A former Safeco Corp. manager, Barbara Hersey, now makes the day-to-day decisions for the group amid what some members call “the co-op’s chaos factor.”   Hersey says the decision-making process is still very much a collaborative effort.   She takes her cues from the board of directors, who take their directives from the entire co-op membership, which meets bimonthly and holds an annual budget summit.

 

Tim Jones, a relative newcomer to the co-op who also serves as the board president, didn’t sugarcoat the decision-making dynamics.   “Here there’s 40 different opinions and things can move like molasses,” he admits. “But we’re richer for the input.”   Jones said he sought out that collaborative experience when he joined the co-op nearly four years ago.

 

He had made a go of a home practice for three years, but said he got lonely and wanted the human interaction and relationships associated with a workplace. He tried working in a spa.   “When you’re in a touchy-feely situation it’s hard to have a boss,” he said. “I wanted autonomy, but I also wanted community. I didn’t want to have a boss, but I wanted to have structure.”   He found that at New Seattle Massage.  “There’s a real freedom, a humanity here in the way people interact,” said Jones.

 

And more people are interacting. On any given day, nearly 40 practitioners are sharing their skills in Swedish, sports, deep-tissue, Shiatsu and other forms of massage.   The Associated Bodywork and Massage Professionals, based in Evergreen, Colo., reports that more than 140,000 trained massage therapists actively practice in the United States and give more than 80 million massages a year.  Within the $4 billion industry, the massage organization says that a growing number of the practitioners work in spas, salons, health clubs and medical offices. However, the majority are still sole practitioners, working from their own or their client’s homes.

 

“We’re seeing in the past five years that the public is much more accepting of massage,” Hersey said.

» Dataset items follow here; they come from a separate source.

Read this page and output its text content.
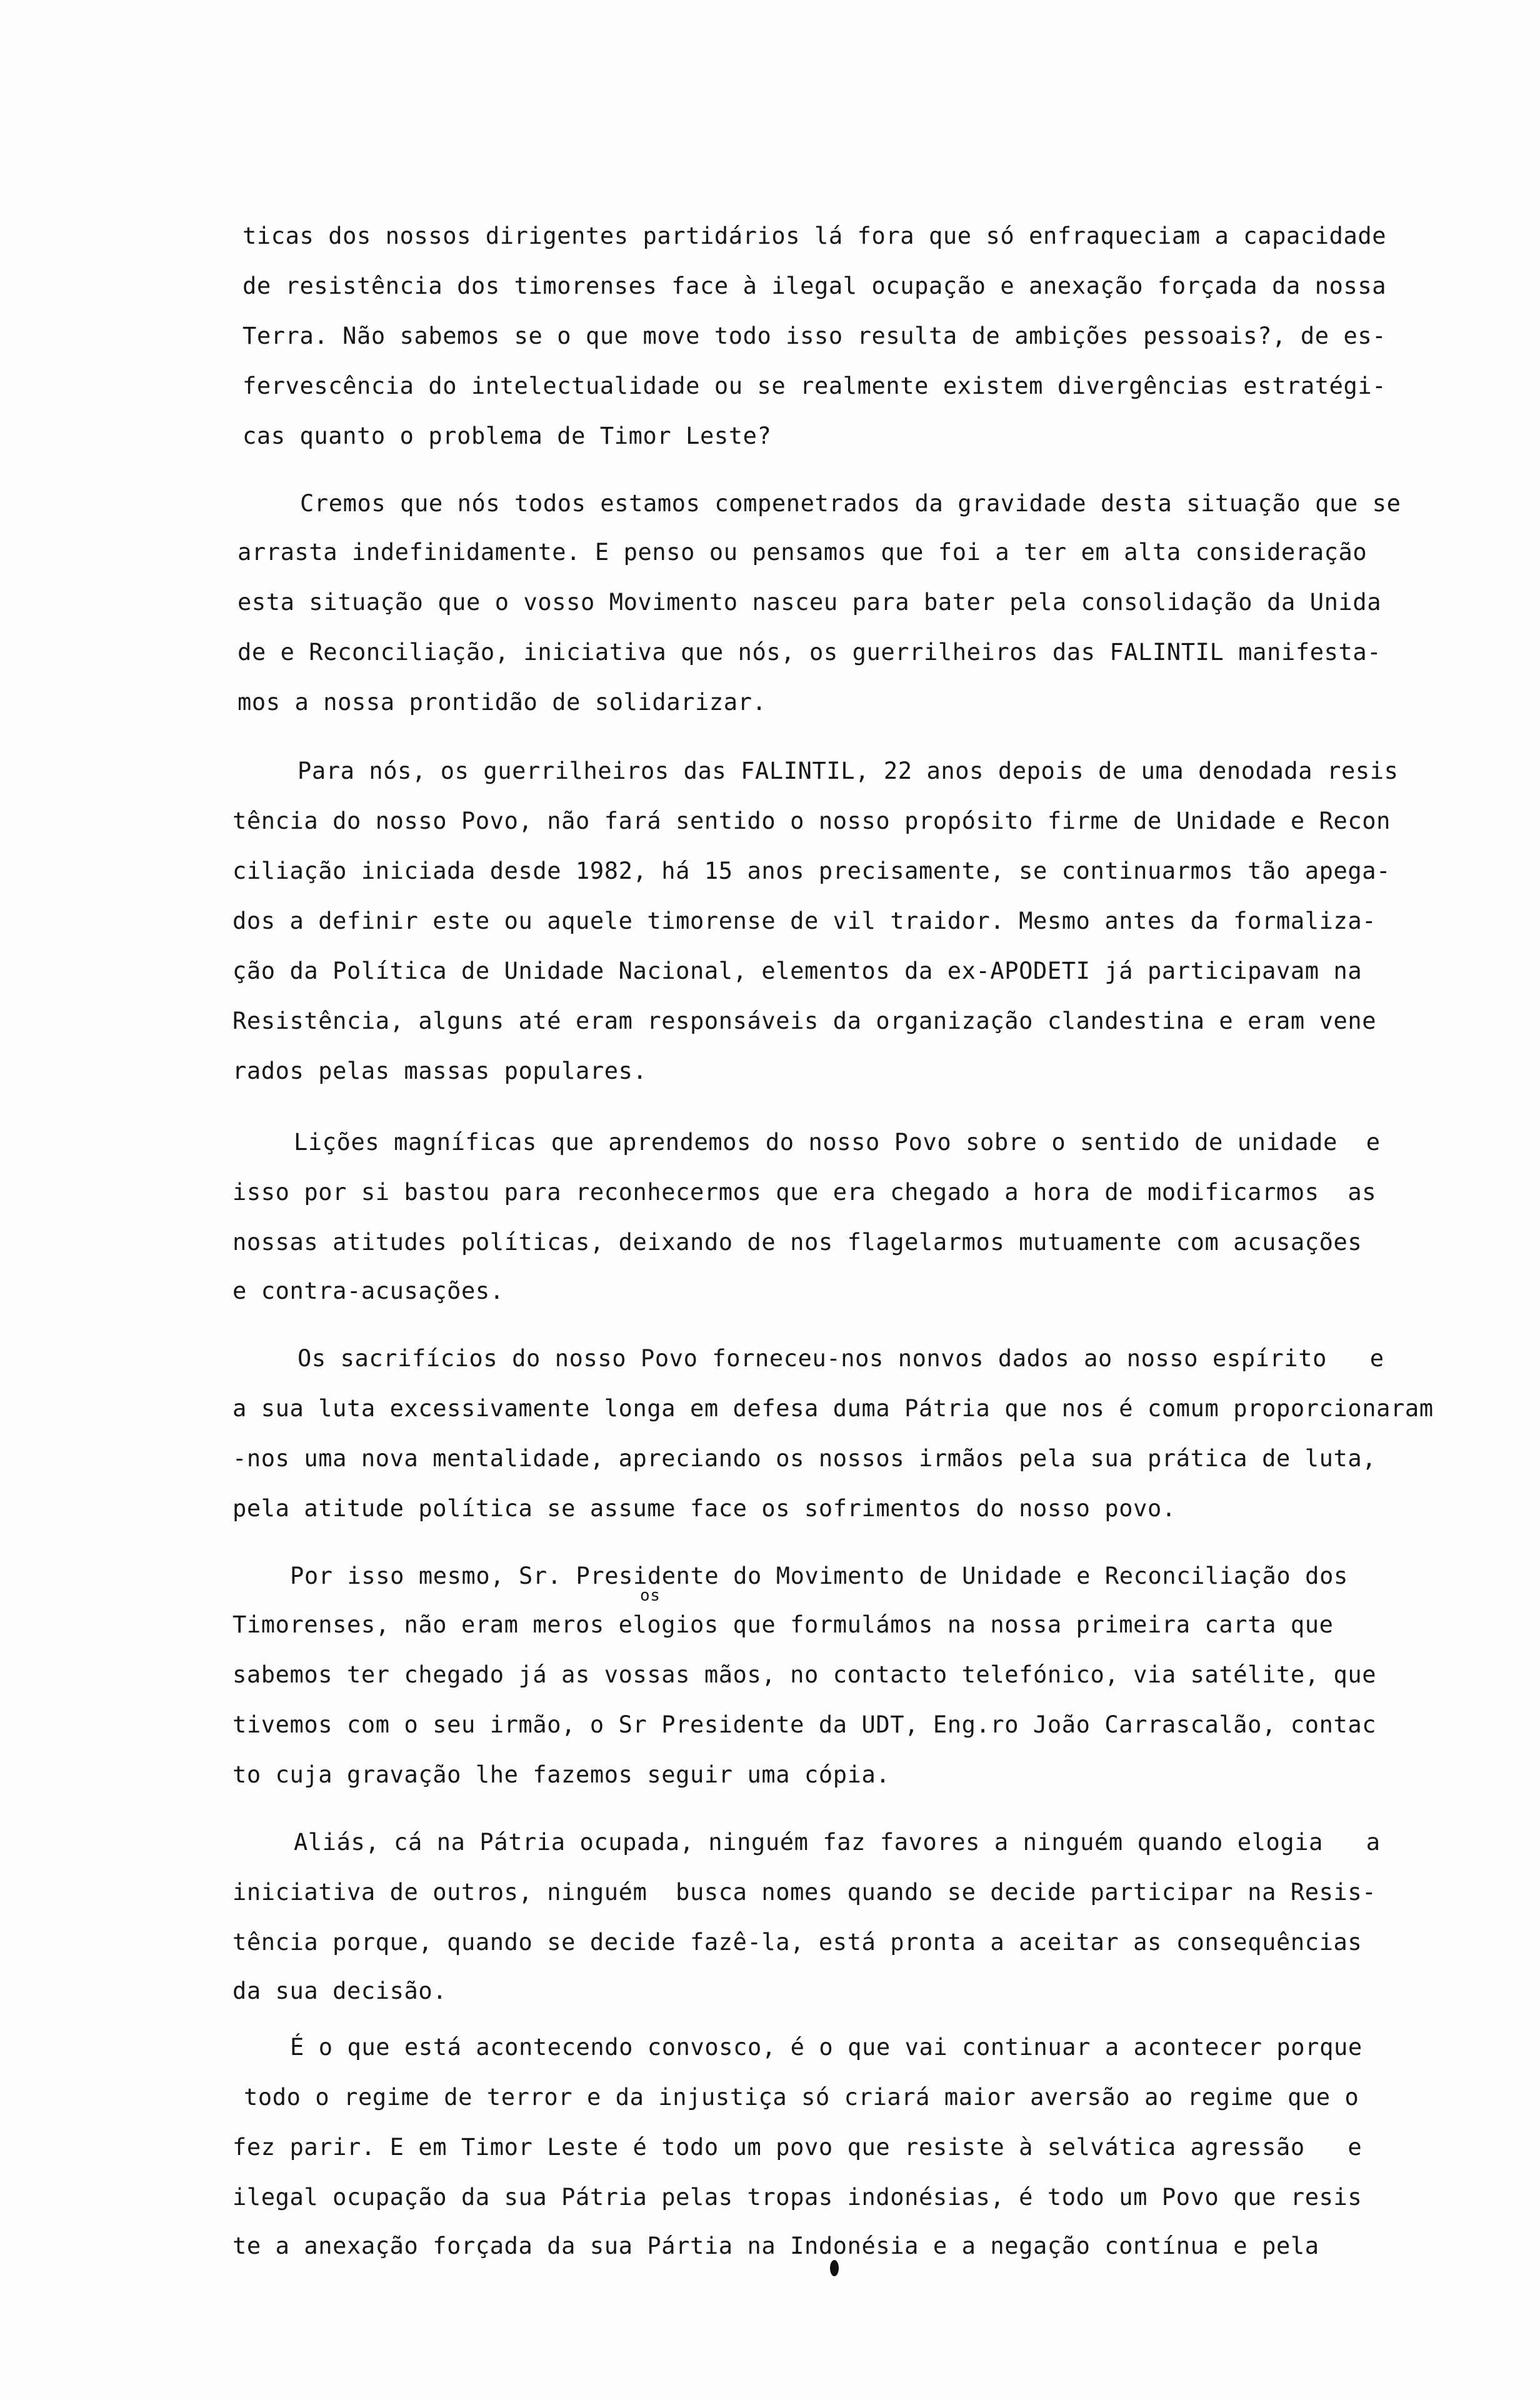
ticas dos nossos dirigentes partidários lá fora que só enfraqueciam a capacidade
de resistência dos timorenses face à ilegal ocupação e anexação forçada da nossa
Terra. Não sabemos se o que move todo isso resulta de ambições pessoais?, de es-
fervescência do intelectualidade ou se realmente existem divergências estratégi-
cas quanto o problema de Timor Leste?
Cremos que nós todos estamos compenetrados da gravidade desta situação que se
arrasta indefinidamente. E penso ou pensamos que foi a ter em alta consideração
esta situação que o vosso Movimento nasceu para bater pela consolidação da Unida
de e Reconciliação, iniciativa que nós, os guerrilheiros das FALINTIL manifesta-
mos a nossa prontidão de solidarizar.
Para nós, os guerrilheiros das FALINTIL, 22 anos depois de uma denodada resis
tência do nosso Povo, não fará sentido o nosso propósito firme de Unidade e Recon
ciliação iniciada desde 1982, há 15 anos precisamente, se continuarmos tão apega-
dos a definir este ou aquele timorense de vil traidor. Mesmo antes da formaliza-
ção da Política de Unidade Nacional, elementos da ex-APODETI já participavam na
Resistência, alguns até eram responsáveis da organização clandestina e eram vene
rados pelas massas populares.
Lições magníficas que aprendemos do nosso Povo sobre o sentido de unidade  e
isso por si bastou para reconhecermos que era chegado a hora de modificarmos  as
nossas atitudes políticas, deixando de nos flagelarmos mutuamente com acusações
e contra-acusações.
Os sacrifícios do nosso Povo forneceu-nos nonvos dados ao nosso espírito   e
a sua luta excessivamente longa em defesa duma Pátria que nos é comum proporcionaram
-nos uma nova mentalidade, apreciando os nossos irmãos pela sua prática de luta,
pela atitude política se assume face os sofrimentos do nosso povo.
Por isso mesmo, Sr. Presidente do Movimento de Unidade e Reconciliação dos
os
Timorenses, não eram meros elogios que formulámos na nossa primeira carta que
sabemos ter chegado já as vossas mãos, no contacto telefónico, via satélite, que
tivemos com o seu irmão, o Sr Presidente da UDT, Eng.ro João Carrascalão, contac
to cuja gravação lhe fazemos seguir uma cópia.
Aliás, cá na Pátria ocupada, ninguém faz favores a ninguém quando elogia   a
iniciativa de outros, ninguém  busca nomes quando se decide participar na Resis-
tência porque, quando se decide fazê-la, está pronta a aceitar as consequências
da sua decisão.
É o que está acontecendo convosco, é o que vai continuar a acontecer porque
todo o regime de terror e da injustiça só criará maior aversão ao regime que o
fez parir. E em Timor Leste é todo um povo que resiste à selvática agressão   e
ilegal ocupação da sua Pátria pelas tropas indonésias, é todo um Povo que resis
te a anexação forçada da sua Pártia na Indonésia e a negação contínua e pela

And she said it shows in New Seattle Massage’s bottom line. The co-op typically sees revenue grow about 3 percent a year. During the past five years, Hersey said, Seattle Massage revenue has seen a 5 percent year-over-year growth.

 

Clients paid $1 million to have massages at New Seattle Massage last year, and she expects practitioners will do more than 15,000 massages this year.   Jones and Hitchcock both say with the facility operating 12 hours a day, it is maxed out. Now the entire co-op membership must decide if it wants to take on more members and remodel at its current location to add new massage rooms. Or the co-op could move to a new location, add new locations or remain the same size.